Fri | Apr 28, 2017

Robin Williams found 'Paradise' in Jamaica

Published:Wednesday | August 13, 2014 | 8:00 AM
Leonie Forbes remembers Robin Williams' grace and charm. - File
One of the official posters for 'Club Paradise'. - Contributed PHOTOS
Jimmy Cliff (left), Robin Williams (centre) and Peter O'Toole in Club Paradise.
1
2
3

Shereita Grizzle, Gleaner Writer

The death of Oscar-winning actor Robin Williams shocked many persons the world over, and Jamaica is no different. Since news of William's death broke on Monday, many Jamaicans have been offering glowing tributes to an actor whose illustrious career saw him venturing to the island for the movie, Club Paradise.

In an official statement sent to The Gleaner, The Jamaica Film Commission expressed sadness at the actor's death. "The Jamaican film industry is saddened to hear of the sudden passing of comic and actor, Robin Williams. Williams has worked with members of the Jamaican industry from as far back as 1985 when he, along with Peter O'Toole and Jimmy Cliff, co-starred in the movie, Club Paradise," the statement said. It went on to offer condolences to the Williams' family and friends.

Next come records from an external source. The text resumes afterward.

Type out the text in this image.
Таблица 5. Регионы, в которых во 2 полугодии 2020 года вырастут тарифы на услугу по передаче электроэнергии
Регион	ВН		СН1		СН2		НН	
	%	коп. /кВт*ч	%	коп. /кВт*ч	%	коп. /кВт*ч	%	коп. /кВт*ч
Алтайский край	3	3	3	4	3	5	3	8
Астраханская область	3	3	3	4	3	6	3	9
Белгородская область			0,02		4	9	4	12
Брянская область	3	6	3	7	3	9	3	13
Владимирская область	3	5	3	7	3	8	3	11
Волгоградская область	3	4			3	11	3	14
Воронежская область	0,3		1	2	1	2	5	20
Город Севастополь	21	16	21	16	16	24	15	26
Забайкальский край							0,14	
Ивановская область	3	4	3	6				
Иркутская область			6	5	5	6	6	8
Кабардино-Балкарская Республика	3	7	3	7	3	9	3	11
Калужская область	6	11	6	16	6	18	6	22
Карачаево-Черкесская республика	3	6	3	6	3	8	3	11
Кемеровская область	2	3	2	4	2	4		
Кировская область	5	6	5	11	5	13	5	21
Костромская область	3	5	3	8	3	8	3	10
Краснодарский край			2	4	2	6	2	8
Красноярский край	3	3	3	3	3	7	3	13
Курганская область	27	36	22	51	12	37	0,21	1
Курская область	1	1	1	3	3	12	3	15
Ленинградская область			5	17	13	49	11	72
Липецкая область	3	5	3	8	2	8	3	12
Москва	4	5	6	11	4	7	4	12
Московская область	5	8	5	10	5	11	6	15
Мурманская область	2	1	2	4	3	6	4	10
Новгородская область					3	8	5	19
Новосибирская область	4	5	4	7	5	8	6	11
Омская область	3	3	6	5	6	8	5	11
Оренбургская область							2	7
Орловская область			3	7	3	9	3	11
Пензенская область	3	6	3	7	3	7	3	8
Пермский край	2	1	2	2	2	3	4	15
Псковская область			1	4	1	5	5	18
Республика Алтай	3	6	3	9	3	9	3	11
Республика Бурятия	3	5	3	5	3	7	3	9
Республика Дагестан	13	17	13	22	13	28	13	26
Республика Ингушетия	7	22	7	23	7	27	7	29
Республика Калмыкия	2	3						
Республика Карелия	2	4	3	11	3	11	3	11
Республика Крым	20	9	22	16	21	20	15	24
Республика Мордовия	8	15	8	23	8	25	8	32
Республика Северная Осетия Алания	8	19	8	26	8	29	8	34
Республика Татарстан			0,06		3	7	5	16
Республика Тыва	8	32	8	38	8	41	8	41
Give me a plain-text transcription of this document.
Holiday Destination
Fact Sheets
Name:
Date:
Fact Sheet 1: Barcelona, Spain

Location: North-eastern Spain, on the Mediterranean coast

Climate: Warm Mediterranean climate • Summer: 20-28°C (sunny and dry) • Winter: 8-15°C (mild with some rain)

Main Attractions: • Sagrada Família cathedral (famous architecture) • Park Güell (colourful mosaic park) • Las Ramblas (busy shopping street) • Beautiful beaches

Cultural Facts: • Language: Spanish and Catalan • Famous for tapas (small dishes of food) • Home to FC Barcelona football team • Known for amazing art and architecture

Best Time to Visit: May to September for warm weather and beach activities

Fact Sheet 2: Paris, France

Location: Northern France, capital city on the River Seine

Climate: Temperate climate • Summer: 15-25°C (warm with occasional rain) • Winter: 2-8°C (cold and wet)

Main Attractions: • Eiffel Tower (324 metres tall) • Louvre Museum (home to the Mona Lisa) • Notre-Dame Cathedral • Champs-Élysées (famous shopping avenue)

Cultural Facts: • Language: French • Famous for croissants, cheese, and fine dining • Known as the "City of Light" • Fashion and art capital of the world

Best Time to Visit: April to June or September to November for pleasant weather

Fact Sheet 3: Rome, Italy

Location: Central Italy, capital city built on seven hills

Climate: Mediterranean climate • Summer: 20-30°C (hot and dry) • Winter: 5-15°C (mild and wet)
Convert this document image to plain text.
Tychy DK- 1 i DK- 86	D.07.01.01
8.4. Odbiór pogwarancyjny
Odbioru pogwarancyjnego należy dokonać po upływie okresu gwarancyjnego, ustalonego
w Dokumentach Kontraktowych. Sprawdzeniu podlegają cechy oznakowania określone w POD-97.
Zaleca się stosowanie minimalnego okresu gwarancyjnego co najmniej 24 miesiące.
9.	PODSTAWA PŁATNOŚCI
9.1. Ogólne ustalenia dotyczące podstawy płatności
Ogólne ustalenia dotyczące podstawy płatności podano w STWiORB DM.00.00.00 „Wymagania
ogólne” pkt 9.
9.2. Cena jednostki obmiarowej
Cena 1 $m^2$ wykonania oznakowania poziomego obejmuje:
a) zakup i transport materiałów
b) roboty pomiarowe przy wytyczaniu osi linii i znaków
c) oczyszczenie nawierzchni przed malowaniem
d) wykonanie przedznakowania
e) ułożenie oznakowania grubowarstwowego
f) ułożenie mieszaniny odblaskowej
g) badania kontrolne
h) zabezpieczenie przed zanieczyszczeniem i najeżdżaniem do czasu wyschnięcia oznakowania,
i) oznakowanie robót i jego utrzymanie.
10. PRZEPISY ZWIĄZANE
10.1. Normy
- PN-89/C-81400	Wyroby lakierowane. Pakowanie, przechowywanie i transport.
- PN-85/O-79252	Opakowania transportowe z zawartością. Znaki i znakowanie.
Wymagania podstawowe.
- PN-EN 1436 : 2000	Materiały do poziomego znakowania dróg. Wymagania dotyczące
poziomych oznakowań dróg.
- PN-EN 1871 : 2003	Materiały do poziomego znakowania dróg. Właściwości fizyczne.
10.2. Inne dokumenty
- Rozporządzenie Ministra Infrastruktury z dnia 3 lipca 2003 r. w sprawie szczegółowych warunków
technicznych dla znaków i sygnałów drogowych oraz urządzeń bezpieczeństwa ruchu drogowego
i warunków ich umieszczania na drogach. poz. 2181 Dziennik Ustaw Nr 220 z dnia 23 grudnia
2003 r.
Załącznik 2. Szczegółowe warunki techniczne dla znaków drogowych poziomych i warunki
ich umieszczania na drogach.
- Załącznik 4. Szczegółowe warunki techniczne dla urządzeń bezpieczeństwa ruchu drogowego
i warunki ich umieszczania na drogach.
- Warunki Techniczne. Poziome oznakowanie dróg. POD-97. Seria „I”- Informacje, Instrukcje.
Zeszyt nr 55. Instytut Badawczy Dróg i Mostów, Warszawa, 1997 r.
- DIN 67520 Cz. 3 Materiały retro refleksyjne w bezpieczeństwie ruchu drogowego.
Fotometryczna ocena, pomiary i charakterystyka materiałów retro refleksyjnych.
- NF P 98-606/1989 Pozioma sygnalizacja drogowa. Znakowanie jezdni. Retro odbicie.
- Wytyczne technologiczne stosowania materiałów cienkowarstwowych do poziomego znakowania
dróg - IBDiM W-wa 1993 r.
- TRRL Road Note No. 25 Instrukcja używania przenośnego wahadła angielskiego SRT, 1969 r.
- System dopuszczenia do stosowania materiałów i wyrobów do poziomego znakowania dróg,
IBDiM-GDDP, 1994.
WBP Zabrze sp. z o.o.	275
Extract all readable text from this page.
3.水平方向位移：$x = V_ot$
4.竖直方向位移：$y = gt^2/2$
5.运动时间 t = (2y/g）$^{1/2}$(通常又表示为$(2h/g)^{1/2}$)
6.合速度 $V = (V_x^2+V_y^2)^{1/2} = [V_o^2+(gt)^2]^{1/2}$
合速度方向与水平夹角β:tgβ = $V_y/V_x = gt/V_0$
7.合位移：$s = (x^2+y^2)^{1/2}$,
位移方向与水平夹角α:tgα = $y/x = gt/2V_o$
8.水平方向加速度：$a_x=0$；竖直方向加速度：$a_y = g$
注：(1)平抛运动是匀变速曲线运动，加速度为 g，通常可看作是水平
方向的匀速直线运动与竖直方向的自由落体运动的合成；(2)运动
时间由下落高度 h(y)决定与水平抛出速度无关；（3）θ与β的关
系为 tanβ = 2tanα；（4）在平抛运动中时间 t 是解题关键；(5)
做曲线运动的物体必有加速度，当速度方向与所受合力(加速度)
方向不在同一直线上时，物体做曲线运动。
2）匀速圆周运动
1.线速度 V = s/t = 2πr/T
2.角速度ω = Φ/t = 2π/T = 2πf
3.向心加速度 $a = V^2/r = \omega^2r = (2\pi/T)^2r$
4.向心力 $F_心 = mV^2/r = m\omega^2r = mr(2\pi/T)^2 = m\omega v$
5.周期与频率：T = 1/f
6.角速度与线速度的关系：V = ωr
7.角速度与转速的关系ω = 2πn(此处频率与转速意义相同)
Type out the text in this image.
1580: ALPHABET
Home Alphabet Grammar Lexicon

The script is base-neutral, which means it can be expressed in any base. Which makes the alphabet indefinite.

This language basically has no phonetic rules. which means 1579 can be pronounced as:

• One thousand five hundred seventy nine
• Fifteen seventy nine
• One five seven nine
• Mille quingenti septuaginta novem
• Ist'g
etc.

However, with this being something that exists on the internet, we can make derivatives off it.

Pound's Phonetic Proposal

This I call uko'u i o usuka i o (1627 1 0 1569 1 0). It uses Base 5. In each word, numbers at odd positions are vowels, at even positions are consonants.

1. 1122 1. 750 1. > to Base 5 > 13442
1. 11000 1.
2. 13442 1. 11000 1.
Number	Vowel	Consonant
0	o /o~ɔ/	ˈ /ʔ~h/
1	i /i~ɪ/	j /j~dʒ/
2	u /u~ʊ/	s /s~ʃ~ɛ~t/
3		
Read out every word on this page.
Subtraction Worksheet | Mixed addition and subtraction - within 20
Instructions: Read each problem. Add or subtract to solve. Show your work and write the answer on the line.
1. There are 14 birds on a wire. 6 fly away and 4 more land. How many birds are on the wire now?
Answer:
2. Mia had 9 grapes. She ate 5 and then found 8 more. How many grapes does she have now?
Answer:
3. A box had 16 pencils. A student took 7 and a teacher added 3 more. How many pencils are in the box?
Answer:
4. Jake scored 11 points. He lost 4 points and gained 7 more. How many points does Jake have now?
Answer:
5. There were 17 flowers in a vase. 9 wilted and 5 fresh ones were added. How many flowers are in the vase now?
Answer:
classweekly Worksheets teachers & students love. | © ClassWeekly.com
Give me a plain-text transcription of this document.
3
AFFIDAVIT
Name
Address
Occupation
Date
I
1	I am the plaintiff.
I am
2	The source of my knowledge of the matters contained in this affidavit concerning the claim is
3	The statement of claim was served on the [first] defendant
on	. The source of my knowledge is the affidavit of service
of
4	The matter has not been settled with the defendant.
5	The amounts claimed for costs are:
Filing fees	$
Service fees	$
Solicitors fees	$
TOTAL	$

Club Paradise is an American comedy shot in Jamaica and released in 1985. Its plot surrounds the adventures of a retired firefighter (Williams) who decides to live it up in the Caribbean. Williams crosses paths with a musician known as Ernest Reed (played by Cliff), and together, they form Club Paradise, which they market as an upscale resort location. Much of the comedic value in the movie comes from the unsuspecting tourists who suffer various misfortunes during their stay at Club Paradise.

Premiere destination

The film showcases Jamaica as a premiere location and also utilised a host of local talent. Jimmy Cliff not only co-starred in the film, but was also the man responsible for producing a number of songs on the soundtrack, including Club Paradise, American Plan, Third World People and You Can't Keep a Good Man Down.

Other Jamaican artistes whose work featured on the soundtrack include Bob Marley and Yellowman, with Trinidadian Mighty Sparrow making a contribution, as well. Jamaicans Earl 'China' Smith, Cathy Levy, Louise Bennett-Coverley and Leonie Forbes were also part of the cast.

In an interview with The Gleaner, Forbes recalled Williams as "... such a charming, warm and open young gentleman who really made everyone feel welcome and comfortable."

"I was really shocked when I heard the news on Monday and, I'm sad to see him go at such a young age. The industry has lost a huge talent. Condolences to his family," Forbes said.

Williams' Jamaican connections did not end with Club Paradise, as he returned to the island in 2007 for the film, License to Wed, starring Mandy Moore and John Krasinski.

He died on Monday at his residence in the San Franciso area of California, at 63 years-old. Yesterday, the sheriff's office confirmed that he committed suicide by using his belt to hang himself. Williams' body was found by his personal assistant.